I just purchased a used Kubota L3600 w/ FEL, 4x4. Sure nice improvement over my old Ford 1600.


----------



## Storm56 (Feb 7, 2016)

gary courtney said:


> just bought a kubota 7060 4x4 w/loader. has PDF regen on tractor,anyone have one? it is called a tier -4 engine.



Congrats on the new ride! Hope it provides you with many years of good service. Kubota is a top brand. 

Tier 4 refers to the emissions that the govt has imposed. You did not mention if your tractor has the urea injection but I would think it does. The PDF is a filter in the exhaust that collects soot and other contaminants. The regen is the process of "burning" all of the "bad" stuff out of the system. 

Tier 4 diesels liked to be worked pretty hard. Most problems with the new diesels come from not working them hard enough. They do NOT like a lot of idle time or light work. So as the old saying goes, "run er like ya stole er"!


----------



## gary courtney (Feb 7, 2016)

Storm56 said:


> Congrats on the new ride! Hope it provides you with many years of good service. Kubota is a top brand.
> 
> Tier 4 refers to the emissions that the govt has imposed. You did not mention if your tractor has the urea injection but I would think it does. The PDF is a filter in the exhaust that collects soot and other contaminants. The regen is the process of "burning" all of the "bad" stuff out of the system.
> 
> Tier 4 diesels liked to be worked pretty hard. Most problems with the new diesels come from not working them hard enough. They do NOT like a lot of idle time or light work. So as the old saying goes, "run er like ya stole er"!


Thanks. That is what I am not use to is running it 2k rpm all the time for this. no it does not have the urea.


----------



## gary courtney (Feb 7, 2016)

chuckwood said:


> I've got an L3130 4x4, about half the size of yours. I use it for property maintenance around here, and it's been incredibly reliable. Had it for around ten years. Got front end loader, bushog, disc, boom pole, plow, yardbox, and subsoiler with it. Does everything I want it to do. Only drawback is the turf tires on it, but if I had ag tires I'd be tearing up a lot of my lawn. The only time it fails on me is in muddy season on this hilly terrain. I've had a few scary moments on muddy hills when she started sliding sideways on me, so I don't do that any more.
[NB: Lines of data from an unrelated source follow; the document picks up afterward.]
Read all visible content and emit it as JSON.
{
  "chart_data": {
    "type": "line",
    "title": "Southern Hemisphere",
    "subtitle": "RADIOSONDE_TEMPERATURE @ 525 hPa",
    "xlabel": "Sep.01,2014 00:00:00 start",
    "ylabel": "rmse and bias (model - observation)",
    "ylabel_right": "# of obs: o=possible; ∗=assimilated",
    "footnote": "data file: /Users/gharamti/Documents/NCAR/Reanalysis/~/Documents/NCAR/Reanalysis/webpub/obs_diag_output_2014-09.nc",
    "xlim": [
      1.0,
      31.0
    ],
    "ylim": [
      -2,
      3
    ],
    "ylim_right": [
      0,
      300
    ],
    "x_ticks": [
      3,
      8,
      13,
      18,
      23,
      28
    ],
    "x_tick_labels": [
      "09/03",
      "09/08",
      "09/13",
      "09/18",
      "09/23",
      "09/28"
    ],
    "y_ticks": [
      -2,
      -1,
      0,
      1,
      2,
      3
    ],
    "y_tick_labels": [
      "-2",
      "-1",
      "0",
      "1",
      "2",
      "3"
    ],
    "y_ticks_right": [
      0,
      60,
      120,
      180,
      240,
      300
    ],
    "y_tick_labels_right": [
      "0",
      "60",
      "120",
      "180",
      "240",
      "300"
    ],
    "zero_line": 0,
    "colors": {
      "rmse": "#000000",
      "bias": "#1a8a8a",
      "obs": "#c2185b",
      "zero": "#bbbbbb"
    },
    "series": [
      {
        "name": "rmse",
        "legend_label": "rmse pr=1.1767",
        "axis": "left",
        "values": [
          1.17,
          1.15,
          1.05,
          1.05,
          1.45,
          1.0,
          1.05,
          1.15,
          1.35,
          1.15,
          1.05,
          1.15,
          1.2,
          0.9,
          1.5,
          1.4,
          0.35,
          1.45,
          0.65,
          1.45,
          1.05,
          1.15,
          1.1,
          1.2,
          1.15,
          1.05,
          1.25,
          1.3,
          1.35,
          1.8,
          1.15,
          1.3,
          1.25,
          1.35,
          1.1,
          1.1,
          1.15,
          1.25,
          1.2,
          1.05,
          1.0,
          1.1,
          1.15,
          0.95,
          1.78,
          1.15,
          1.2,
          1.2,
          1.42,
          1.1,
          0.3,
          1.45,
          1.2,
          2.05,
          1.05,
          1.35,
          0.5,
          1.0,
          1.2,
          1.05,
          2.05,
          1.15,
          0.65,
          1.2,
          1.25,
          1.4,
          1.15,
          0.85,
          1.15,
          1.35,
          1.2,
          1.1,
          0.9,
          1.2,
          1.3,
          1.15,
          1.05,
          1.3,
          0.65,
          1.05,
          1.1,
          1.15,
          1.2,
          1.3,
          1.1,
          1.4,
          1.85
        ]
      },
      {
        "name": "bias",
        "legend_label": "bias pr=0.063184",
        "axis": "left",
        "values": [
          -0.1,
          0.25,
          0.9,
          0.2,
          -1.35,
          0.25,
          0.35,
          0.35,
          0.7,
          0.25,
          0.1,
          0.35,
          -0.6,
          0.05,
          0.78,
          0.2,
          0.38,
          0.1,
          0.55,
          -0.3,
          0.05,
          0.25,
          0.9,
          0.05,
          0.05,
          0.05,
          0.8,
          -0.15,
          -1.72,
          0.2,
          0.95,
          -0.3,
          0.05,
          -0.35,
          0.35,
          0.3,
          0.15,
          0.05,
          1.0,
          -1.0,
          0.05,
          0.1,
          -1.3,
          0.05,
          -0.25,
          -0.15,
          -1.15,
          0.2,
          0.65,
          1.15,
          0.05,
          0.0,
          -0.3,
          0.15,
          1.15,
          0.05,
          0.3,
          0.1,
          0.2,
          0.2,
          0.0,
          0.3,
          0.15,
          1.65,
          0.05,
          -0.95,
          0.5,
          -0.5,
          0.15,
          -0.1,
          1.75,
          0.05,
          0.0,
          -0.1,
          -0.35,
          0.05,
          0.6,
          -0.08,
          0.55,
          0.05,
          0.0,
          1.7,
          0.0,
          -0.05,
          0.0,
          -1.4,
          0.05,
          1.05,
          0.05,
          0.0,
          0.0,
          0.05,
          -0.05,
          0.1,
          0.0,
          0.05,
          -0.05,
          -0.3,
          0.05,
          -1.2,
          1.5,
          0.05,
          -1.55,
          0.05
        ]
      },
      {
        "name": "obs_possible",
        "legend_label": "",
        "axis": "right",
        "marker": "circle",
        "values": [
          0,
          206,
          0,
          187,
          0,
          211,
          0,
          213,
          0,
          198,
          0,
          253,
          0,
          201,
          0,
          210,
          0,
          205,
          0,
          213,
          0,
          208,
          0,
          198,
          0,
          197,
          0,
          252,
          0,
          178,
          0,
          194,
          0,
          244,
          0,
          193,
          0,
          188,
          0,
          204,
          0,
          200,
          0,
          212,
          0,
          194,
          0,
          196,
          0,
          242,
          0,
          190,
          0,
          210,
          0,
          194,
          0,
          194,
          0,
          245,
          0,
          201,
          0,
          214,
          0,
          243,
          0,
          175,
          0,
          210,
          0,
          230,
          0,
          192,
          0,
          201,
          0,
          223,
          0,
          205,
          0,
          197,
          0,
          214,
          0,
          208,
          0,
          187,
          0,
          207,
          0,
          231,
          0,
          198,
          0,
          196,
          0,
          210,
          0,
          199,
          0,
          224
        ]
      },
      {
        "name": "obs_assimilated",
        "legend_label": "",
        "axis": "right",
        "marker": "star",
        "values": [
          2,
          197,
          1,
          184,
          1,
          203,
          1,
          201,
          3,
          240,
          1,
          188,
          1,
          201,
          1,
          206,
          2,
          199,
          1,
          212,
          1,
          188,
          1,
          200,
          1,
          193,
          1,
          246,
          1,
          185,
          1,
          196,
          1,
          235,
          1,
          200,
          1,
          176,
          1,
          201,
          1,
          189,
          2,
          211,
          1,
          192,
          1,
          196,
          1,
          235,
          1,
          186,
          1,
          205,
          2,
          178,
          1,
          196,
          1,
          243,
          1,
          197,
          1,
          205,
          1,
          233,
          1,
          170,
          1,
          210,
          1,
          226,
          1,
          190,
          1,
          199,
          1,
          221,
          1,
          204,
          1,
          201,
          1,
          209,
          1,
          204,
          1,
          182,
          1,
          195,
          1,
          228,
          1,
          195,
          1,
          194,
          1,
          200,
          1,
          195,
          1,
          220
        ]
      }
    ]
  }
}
You can't beat a Kubota! this is the 4th. I have owned and never a problem. I also have a m4800 4x4 w/fel. know what you mean about tearing up yard


----------



## farmer steve (Feb 10, 2016)

gary courtney said:


> just bought a kubota 7060 4x4 w/loader. has PDF regen on tractor,anyone have one? it is called a tier -4 engine.
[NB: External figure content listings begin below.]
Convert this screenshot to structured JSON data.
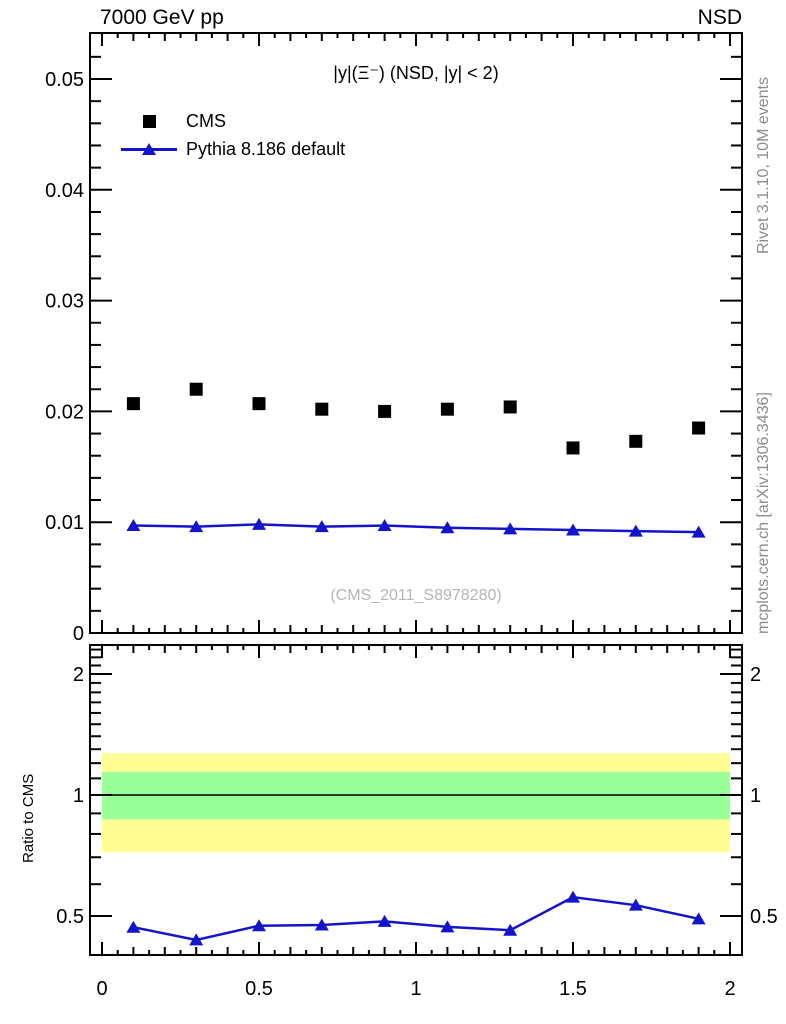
{
  "header": {
    "left": "7000 GeV pp",
    "right": "NSD"
  },
  "annotations": {
    "rivet": "Rivet 3.1.10,  10M events",
    "mcplots": "mcplots.cern.ch [arXiv:1306.3436]",
    "watermark": "(CMS_2011_S8978280)"
  },
  "ratio_ylabel": "Ratio to CMS",
  "colors": {
    "pythia_blue": "#1414cc",
    "band_yellow": "#ffff96",
    "band_green": "#99ff99",
    "gray_side_text": "#8c8c8c",
    "watermark_gray": "#b5b5b5"
  },
  "chart_data": [
    {
      "type": "scatter",
      "panel": "main",
      "title": "|y|(Ξ⁻) (NSD, |y| < 2)",
      "x": [
        0.1,
        0.3,
        0.5,
        0.7,
        0.9,
        1.1,
        1.3,
        1.5,
        1.7,
        1.9
      ],
      "series": [
        {
          "name": "CMS",
          "marker": "square",
          "color": "#000000",
          "line": false,
          "values": [
            0.0207,
            0.022,
            0.0207,
            0.0202,
            0.02,
            0.0202,
            0.0204,
            0.0167,
            0.0173,
            0.0185
          ]
        },
        {
          "name": "Pythia 8.186 default",
          "marker": "triangle",
          "color": "#1414cc",
          "line": true,
          "values": [
            0.0097,
            0.0096,
            0.0098,
            0.0096,
            0.0097,
            0.0095,
            0.0094,
            0.0093,
            0.0092,
            0.0091
          ]
        }
      ],
      "xlim": [
        -0.038,
        2.038
      ],
      "ylim": [
        0,
        0.054
      ],
      "grid": false,
      "legend_position": "top-left",
      "yticks": {
        "values": [
          0,
          0.01,
          0.02,
          0.03,
          0.04,
          0.05
        ],
        "labels": [
          "0",
          "0.01",
          "0.02",
          "0.03",
          "0.04",
          "0.05"
        ],
        "minor_step": 0.002
      },
      "xticks": {
        "values": [
          0,
          0.5,
          1,
          1.5,
          2
        ],
        "labels": [
          "0",
          "0.5",
          "1",
          "1.5",
          "2"
        ],
        "minor_step": 0.1,
        "sub_step": 0.05
      }
    },
    {
      "type": "line",
      "panel": "ratio",
      "ylabel": "Ratio to CMS",
      "yscale": "log",
      "xlim": [
        -0.038,
        2.038
      ],
      "ylim": [
        0.4,
        2.36
      ],
      "reference_line": 1.0,
      "bands": [
        {
          "color": "#ffff96",
          "range": [
            0.72,
            1.27
          ],
          "xrange": [
            0,
            2
          ]
        },
        {
          "color": "#99ff99",
          "range": [
            0.87,
            1.14
          ],
          "xrange": [
            0,
            2
          ]
        }
      ],
      "x": [
        0.1,
        0.3,
        0.5,
        0.7,
        0.9,
        1.1,
        1.3,
        1.5,
        1.7,
        1.9
      ],
      "series": [
        {
          "name": "Pythia 8.186 default / CMS",
          "marker": "triangle",
          "color": "#1414cc",
          "line": true,
          "values": [
            0.469,
            0.436,
            0.473,
            0.475,
            0.485,
            0.47,
            0.461,
            0.557,
            0.532,
            0.492
          ]
        }
      ],
      "yticks": {
        "values": [
          0.5,
          1,
          2
        ],
        "labels": [
          "0.5",
          "1",
          "2"
        ],
        "minor": [
          0.6,
          0.7,
          0.8,
          0.9,
          1.1,
          1.2,
          1.3,
          1.4,
          1.5,
          1.6,
          1.7,
          1.8,
          1.9,
          2.1,
          2.2,
          2.3
        ]
      },
      "xticks": {
        "values": [
          0,
          0.5,
          1,
          1.5,
          2
        ],
        "labels": [
          "0",
          "0.5",
          "1",
          "1.5",
          "2"
        ],
        "minor_step": 0.1,
        "sub_step": 0.05
      }
    }
  ]
}
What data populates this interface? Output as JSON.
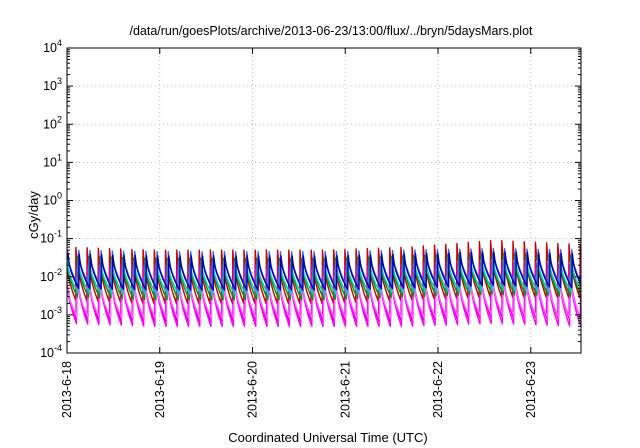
{
  "chart_data": {
    "type": "line",
    "title": "/data/run/goesPlots/archive/2013-06-23/13:00/flux/../bryn/5daysMars.plot",
    "xlabel": "Coordinated Universal Time (UTC)",
    "ylabel": "cGy/day",
    "yscale": "log",
    "ylim": [
      0.0001,
      10000
    ],
    "xlim": [
      "2013-06-18 00:00",
      "2013-06-23 13:00"
    ],
    "grid": true,
    "x_ticks": [
      "2013-6-18",
      "2013-6-19",
      "2013-6-20",
      "2013-6-21",
      "2013-6-22",
      "2013-6-23"
    ],
    "y_ticks": [
      {
        "base": "10",
        "exp": "-4",
        "value": 0.0001
      },
      {
        "base": "10",
        "exp": "-3",
        "value": 0.001
      },
      {
        "base": "10",
        "exp": "-2",
        "value": 0.01
      },
      {
        "base": "10",
        "exp": "-1",
        "value": 0.1
      },
      {
        "base": "10",
        "exp": "0",
        "value": 1
      },
      {
        "base": "10",
        "exp": "1",
        "value": 10
      },
      {
        "base": "10",
        "exp": "2",
        "value": 100
      },
      {
        "base": "10",
        "exp": "3",
        "value": 1000
      },
      {
        "base": "10",
        "exp": "4",
        "value": 10000
      }
    ],
    "sawtooth_period_hours": 2.9,
    "series": [
      {
        "color": "#cc0000",
        "peak": [
          0.06,
          0.05,
          0.05,
          0.05,
          0.06,
          0.09,
          0.07
        ],
        "trough": [
          0.0025,
          0.002,
          0.002,
          0.002,
          0.0025,
          0.003,
          0.0028
        ]
      },
      {
        "color": "#cc00cc",
        "peak": [
          0.02,
          0.02,
          0.02,
          0.02,
          0.02,
          0.025,
          0.02
        ],
        "trough": [
          0.0008,
          0.0007,
          0.0007,
          0.0007,
          0.0007,
          0.0009,
          0.0008
        ]
      },
      {
        "color": "#ff00ff",
        "peak": [
          0.015,
          0.015,
          0.015,
          0.015,
          0.015,
          0.02,
          0.015
        ],
        "trough": [
          0.0006,
          0.0005,
          0.0005,
          0.0005,
          0.0005,
          0.0006,
          0.0005
        ]
      },
      {
        "color": "#ff66ff",
        "peak": [
          0.01,
          0.01,
          0.01,
          0.01,
          0.01,
          0.012,
          0.01
        ],
        "trough": [
          0.0009,
          0.0008,
          0.0008,
          0.0008,
          0.0008,
          0.001,
          0.0008
        ]
      },
      {
        "color": "#009900",
        "peak": [
          0.035,
          0.03,
          0.03,
          0.03,
          0.035,
          0.04,
          0.035
        ],
        "trough": [
          0.003,
          0.0025,
          0.0025,
          0.0025,
          0.003,
          0.0035,
          0.003
        ]
      },
      {
        "color": "#00cccc",
        "peak": [
          0.03,
          0.025,
          0.025,
          0.025,
          0.03,
          0.035,
          0.03
        ],
        "trough": [
          0.004,
          0.0035,
          0.0035,
          0.0035,
          0.004,
          0.0045,
          0.004
        ]
      },
      {
        "color": "#2266ff",
        "peak": [
          0.05,
          0.045,
          0.045,
          0.045,
          0.05,
          0.055,
          0.05
        ],
        "trough": [
          0.006,
          0.005,
          0.005,
          0.005,
          0.006,
          0.007,
          0.006
        ]
      },
      {
        "color": "#0000aa",
        "peak": [
          0.04,
          0.035,
          0.035,
          0.035,
          0.04,
          0.045,
          0.04
        ],
        "trough": [
          0.005,
          0.0045,
          0.0045,
          0.0045,
          0.005,
          0.006,
          0.005
        ]
      }
    ]
  }
}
you know the rules Gary.  
congrats on the new tractor.


----------



## chuckwood (Feb 10, 2016)

farmer steve said:


> you know the rules Gary.
> congrats on the new tractor.



I got my Kubota used, and the big factory manual originally stowed behind the seat was missing. Kubota wanted 60 bucks for another one. I found the pdf version online for a lot less money.


----------